NRW-Integrationsminister Joachim Stamp

  1. Gerhart Baum ist ein FDP-Politiker aus Köln.
  2. Er war von 1978 bis 1982 Innenminister im Kabinett von Helmut Schmidt und gilt als profilierter Kämpfer für den Rechtsstaat.
  3. Ein Gastbeitrag.

Köln – Die FDP in Nordrhein-Westfalen, das ist nach der Landtagswahl vom vorigen Sonntag offensichtlich, hat potenzielle Wähler nicht erreicht. Was sind die Gründe?

Zunächst und vor allem: Meine Partei hat sich nicht überzeugend als Zukunftspartei entwickelt und dargestellt. Ihr Freiheitsverständnis ist auf Abwege geraten. Notwendige Schutzaufgaben des Staates werden abgelehnt. Freiheit muss aber immer mit Verantwortung verbunden werden. Schutzverantwortung!

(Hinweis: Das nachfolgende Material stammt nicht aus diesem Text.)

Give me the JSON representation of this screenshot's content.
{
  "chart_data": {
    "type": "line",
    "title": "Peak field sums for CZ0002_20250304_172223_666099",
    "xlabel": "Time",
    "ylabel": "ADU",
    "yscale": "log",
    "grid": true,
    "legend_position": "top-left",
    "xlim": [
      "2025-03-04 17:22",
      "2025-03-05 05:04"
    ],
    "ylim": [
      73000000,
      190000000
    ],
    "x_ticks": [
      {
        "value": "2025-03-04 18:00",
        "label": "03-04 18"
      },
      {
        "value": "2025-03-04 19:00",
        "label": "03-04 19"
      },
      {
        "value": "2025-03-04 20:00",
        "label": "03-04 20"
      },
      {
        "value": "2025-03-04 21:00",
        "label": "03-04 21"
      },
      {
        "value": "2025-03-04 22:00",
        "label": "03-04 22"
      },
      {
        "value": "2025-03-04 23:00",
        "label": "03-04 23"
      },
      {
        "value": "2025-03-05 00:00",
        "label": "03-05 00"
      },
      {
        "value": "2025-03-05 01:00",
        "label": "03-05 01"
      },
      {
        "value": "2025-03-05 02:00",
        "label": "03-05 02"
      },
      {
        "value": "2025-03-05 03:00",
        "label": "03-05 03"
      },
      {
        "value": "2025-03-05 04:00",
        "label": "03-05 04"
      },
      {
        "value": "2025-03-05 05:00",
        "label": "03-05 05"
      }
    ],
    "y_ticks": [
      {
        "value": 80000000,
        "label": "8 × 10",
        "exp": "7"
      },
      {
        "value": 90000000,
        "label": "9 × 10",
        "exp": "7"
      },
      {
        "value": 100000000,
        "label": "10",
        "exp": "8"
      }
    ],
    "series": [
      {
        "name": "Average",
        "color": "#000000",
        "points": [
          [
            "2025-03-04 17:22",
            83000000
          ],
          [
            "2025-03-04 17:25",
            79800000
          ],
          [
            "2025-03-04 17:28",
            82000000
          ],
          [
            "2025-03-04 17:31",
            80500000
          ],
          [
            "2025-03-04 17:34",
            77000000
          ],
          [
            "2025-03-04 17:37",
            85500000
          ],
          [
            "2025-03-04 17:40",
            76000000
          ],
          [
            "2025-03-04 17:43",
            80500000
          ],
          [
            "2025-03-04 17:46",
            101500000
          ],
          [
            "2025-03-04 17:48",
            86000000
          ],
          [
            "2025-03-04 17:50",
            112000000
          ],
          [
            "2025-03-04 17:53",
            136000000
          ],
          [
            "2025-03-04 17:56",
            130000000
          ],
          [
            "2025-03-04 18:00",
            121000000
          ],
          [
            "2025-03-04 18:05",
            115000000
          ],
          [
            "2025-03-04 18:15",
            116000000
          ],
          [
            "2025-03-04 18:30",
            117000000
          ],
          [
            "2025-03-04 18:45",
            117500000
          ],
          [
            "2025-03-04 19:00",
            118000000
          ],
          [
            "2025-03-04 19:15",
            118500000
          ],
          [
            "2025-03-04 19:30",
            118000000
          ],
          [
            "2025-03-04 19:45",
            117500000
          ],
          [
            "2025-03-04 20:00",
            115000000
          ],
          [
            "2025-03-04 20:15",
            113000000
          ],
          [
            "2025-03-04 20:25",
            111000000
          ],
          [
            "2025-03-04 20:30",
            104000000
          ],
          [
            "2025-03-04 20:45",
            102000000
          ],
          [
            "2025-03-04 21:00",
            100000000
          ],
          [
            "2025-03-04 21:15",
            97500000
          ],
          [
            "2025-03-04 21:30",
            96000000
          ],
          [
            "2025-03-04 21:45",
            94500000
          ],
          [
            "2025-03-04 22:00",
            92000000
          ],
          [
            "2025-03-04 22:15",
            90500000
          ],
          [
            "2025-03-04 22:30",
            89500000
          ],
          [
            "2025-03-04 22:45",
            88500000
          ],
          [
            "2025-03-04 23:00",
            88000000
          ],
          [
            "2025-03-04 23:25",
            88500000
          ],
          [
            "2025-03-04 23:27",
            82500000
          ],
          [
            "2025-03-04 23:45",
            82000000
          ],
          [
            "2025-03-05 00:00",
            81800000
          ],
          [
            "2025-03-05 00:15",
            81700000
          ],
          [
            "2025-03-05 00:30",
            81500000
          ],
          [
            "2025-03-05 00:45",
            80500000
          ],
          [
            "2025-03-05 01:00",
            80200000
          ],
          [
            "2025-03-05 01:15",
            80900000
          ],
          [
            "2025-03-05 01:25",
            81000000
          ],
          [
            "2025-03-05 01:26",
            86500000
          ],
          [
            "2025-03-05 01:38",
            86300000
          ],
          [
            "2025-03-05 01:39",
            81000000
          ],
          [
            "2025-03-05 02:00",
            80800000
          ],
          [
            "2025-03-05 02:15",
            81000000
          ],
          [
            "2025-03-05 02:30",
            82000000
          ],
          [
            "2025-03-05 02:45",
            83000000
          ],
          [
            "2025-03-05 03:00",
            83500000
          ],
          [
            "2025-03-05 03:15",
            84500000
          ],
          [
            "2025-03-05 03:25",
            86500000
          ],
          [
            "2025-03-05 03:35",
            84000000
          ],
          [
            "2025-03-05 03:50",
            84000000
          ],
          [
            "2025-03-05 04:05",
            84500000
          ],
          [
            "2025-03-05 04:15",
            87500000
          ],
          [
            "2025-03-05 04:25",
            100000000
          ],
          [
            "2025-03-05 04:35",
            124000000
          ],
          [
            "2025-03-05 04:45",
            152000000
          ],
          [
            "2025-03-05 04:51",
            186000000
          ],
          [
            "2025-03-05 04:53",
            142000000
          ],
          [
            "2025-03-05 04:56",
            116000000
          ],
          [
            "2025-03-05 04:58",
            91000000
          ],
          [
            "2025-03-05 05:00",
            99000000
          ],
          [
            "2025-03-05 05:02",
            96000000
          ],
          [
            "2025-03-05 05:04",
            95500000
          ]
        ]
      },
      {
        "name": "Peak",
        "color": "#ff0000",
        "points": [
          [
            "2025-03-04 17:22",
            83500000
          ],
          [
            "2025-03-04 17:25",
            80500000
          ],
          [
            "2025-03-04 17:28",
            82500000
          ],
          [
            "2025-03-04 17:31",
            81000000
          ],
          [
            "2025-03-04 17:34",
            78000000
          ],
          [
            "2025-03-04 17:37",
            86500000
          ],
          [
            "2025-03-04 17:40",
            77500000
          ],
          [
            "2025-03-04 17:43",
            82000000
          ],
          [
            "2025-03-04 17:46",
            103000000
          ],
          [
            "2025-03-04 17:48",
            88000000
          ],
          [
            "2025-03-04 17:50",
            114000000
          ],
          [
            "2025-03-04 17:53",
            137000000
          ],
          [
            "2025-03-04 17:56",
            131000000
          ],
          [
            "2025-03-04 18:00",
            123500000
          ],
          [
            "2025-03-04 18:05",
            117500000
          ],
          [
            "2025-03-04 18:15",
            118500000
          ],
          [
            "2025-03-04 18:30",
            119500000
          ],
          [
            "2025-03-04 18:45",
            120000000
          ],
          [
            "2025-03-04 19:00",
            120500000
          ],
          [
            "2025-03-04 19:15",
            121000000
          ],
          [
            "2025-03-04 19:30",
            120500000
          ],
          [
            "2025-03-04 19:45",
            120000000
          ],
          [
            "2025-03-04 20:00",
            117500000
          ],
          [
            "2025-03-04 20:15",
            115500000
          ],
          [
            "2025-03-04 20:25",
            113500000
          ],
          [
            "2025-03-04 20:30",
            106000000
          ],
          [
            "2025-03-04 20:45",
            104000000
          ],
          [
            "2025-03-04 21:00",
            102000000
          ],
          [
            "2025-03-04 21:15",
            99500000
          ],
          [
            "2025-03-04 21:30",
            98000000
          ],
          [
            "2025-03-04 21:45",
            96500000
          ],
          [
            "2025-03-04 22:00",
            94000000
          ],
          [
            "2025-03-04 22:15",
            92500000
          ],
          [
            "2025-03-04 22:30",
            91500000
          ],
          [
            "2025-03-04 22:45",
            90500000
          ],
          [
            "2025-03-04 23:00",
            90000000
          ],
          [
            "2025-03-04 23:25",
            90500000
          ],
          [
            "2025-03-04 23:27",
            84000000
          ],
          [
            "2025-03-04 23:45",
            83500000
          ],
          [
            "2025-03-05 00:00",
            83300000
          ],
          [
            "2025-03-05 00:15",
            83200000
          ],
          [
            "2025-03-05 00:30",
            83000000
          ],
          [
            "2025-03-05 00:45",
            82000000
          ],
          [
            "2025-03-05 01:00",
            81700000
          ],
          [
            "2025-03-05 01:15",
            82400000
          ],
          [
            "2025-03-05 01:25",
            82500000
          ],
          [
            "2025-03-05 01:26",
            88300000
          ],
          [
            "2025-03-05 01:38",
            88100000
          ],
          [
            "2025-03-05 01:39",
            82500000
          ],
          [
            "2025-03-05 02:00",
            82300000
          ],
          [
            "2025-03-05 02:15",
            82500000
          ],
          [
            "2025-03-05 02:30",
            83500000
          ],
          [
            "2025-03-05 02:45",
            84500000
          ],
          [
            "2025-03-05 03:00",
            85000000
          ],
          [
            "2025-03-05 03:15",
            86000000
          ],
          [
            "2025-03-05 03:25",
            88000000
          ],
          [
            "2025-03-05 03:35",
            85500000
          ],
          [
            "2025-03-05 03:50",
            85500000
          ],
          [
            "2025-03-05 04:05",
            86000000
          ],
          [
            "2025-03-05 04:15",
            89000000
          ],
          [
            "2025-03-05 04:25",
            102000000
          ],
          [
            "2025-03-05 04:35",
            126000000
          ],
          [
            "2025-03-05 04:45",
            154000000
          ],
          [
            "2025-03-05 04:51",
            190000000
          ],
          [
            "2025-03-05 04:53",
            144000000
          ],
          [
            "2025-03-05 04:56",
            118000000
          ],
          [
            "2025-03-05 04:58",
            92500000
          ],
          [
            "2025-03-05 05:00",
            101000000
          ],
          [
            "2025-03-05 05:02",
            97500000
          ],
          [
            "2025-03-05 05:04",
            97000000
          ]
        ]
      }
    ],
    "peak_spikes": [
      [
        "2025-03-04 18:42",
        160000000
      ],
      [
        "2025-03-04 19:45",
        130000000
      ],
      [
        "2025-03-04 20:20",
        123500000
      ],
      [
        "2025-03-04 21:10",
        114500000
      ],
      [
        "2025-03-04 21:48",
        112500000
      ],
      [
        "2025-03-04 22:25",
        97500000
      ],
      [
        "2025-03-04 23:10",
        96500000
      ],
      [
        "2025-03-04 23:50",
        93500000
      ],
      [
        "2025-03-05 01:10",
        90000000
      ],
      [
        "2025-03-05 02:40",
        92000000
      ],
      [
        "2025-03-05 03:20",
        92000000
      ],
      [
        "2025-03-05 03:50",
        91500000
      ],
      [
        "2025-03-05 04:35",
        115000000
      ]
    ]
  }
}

FDP war mit Kombi aus Ökonomie und Ökologie nicht sichtbar

Abzulesen ist das Problem an einem der Kernthemen im Landtagswahlkampf: der Verbindung einer klimaschonenden Energiepolitik mit Wirtschaftskraft und Arbeitsplätzen. Ministerpräsident Hendrik Wüst von der CDU hat sehr gezielt diese Karte gespielt, und Mona Neubaur als Spitzenkandidatin der Grünen hat ihrerseits Wirtschaftskompetenz sichtbar gemacht. Mit dieser Kombination von Ökonomie und Ökologie war die FDP in NRW nicht sichtbar. „Ökologische Marktwirtschaft“ – wir, die Liberalen, haben sie vor Jahren als erste ins Spiel gebracht. Jetzt kam sie bei uns nicht vor. Im Gegenteil. Aus Berlin kamen negative Signale: ein Tankstellenrabatt gegen alle liberalen Prinzipien. Das Neun-Euro-Ticket für Busse und Bahnen und das Osterpaket von Wirtschaftsminister Robert Habeck (Grüne) hingegen wurden bemäkelt.Warum nicht – als Signal – eine auf drei Monate Geschwindigkeitsbegrenzung von 120 Kilometern pro Stunde auf den Autobahnen? Abgelehnt! Die Menschen müssen doch zur Besinnung kommen. Man gewinnt aber immer wieder den Eindruck, dass Furcht vor (notwendigen) Regeln die FDP blockiert. Die Folge: Was die Grünen zu viel regeln, das tut die FDP zu wenig. Sträflich hat sie die Frage vernachlässigt, warum ausgerechnet sie beim liberalen Großstadt-Bürgertum so katastrophale Einbußen erleidet.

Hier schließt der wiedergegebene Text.